Hormuz Crisis Devastates Middle East Economies as Gulf Markets Diverge, Dubai Plunges 17%

Since the US-Israeli military campaign against Iran began on February 28, 2026, shipping through the Strait of Hormuz has come to a near-standstill, delivering a severe blow to the Middle Eastern economy.

MIDDLE EAST,ECONOMY

Global N Press

3/14/20261 min read

Since the US-Israeli military campaign against Iran began on February 28, 2026, shipping through the Strait of Hormuz has come to a near-standstill, delivering a severe blow to the Middle Eastern economy. According to the International Energy Agency, approximately 20 million barrels per day of crude oil and refined product shipments have been disrupted, including about 15 million barrels per day of crude oil, forcing producers including Saudi Arabia, Iraq, and the UAE to cut oil field output, with production reductions already reaching an estimated 6.2 to 6.9 million barrels per day. Against the backdrop of extreme energy market volatility, Gulf capital markets have shown significant divergence.

As of March 13, the Dubai Financial Market General Index had fallen approximately 17% since the outbreak of the conflict, while Saudi Arabia’s Tadawul All Share Index rose about 1.7% over the same period.
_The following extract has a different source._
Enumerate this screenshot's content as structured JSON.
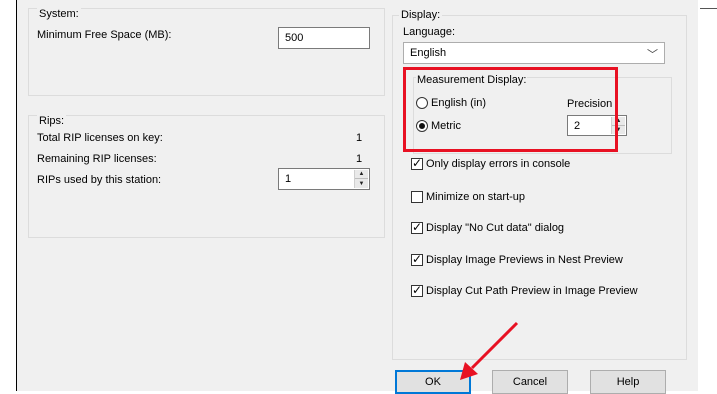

Analysts noted that the UAE economy, with its greater dependence on international trade and tourism and higher foreign ownership in its stock market, has been more severely impacted, while Saudi Arabia has achieved its outperformance supported by heavy buying of local stocks by domestic institutional investors, with Saudi Aramco’s share price rising 7.6% over the same period.

Meanwhile, Dubai crude oil prices surged to a historic high of nearly $170 per barrel, temporarily surpassing Brent crude to become the world’s most expensive oil. In response to this anomalous situation, Asian refiners have begun switching their pricing benchmarks for US crude purchases from Dubai to ICE Brent, and the Japanese government has issued administrative guidance requiring domestic wholesalers to adopt the Brent benchmark for gasoline pricing to curb price spikes.